Whoa. Cindy Sherman x MAC Cosmetics.
I don’t even know what to think about this!

Okay, well I forced the discussion by reposting to facebook:
RC: I’m no Indy purist, and not a total corporate ho, but I like that the chameleon artist did this. Tongue in cheek, unabashed, why the hell NOT style (probably loads o cash too.) I say yes!
AC: Is she supposed to look like a drag queen?
whyvonne: RC, I love her style/work/attitude! I actually think it’s a brilliant collaboration, and a surprisingly innovative one, even for MAC. I guess what I’ve liked about her work is that she inhabits these unreal female figures — fairy tale characters, plastic surgery patients, dolled-up 1960s society girls. It’s not so much critique as commentary, even, which is a balance I like very much. Not that she shouldn’t benefit from her own work, but I feel like the work moves solidly away from critique or commentary when it’s in service of the industries that (re)produce these beauty standards — the very things in question with so much of her work.

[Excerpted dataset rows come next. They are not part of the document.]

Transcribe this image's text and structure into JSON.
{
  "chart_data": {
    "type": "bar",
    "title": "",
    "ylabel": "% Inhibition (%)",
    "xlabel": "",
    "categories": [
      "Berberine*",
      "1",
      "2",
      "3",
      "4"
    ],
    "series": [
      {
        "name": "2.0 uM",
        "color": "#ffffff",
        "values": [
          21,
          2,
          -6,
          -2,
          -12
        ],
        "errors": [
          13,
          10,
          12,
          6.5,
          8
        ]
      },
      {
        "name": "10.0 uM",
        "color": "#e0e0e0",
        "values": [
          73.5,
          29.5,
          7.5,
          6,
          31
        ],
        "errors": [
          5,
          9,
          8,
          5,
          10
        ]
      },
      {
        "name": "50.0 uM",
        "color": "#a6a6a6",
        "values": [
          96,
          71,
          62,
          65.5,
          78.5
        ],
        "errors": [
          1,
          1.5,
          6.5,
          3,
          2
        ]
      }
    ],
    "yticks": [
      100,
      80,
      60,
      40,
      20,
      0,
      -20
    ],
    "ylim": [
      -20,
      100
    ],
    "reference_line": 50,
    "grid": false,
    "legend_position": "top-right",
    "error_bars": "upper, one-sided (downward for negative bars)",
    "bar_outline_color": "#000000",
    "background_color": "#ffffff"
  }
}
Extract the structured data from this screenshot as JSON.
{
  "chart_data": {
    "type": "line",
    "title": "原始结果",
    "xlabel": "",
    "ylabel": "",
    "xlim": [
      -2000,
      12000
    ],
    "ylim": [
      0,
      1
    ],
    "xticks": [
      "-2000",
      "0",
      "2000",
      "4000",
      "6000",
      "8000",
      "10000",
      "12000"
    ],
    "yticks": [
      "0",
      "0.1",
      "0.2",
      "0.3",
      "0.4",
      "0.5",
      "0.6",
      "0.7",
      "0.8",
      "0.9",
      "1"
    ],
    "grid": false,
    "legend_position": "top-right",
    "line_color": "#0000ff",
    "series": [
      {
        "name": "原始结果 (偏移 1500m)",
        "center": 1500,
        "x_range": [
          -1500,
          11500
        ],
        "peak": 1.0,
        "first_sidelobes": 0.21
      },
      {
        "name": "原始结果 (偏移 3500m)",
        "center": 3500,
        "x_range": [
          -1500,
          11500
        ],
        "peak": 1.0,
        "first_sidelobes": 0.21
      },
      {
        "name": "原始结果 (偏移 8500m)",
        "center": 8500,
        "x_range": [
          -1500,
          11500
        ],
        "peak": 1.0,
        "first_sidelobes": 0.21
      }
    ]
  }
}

whyvonne AC: I’m going with yes! Did you see the other shots in this campaign?
AC: not yet…
RC: Good points - I do think she was well aware of the situation by accepting the collaboration, and I have a hunch that the people at MAC, at least the creative team involved in this project, were equally against the archetypal beauty standards, and more interested in paying the rent while working with an amazing artist, and doing something different and out there. The beauty industry is like any - sincere good people, horrible greedy insensitive bastards, and everything in between. I hope she surrounded herself with the former.September 28 at 5:53pm ·
whyvonne: Oh, I agree - kudos to the creative team, for sure. Just that the larger the org, the more difficult it is to be a radical or dissenting voice (this coming from a bureaucrat!).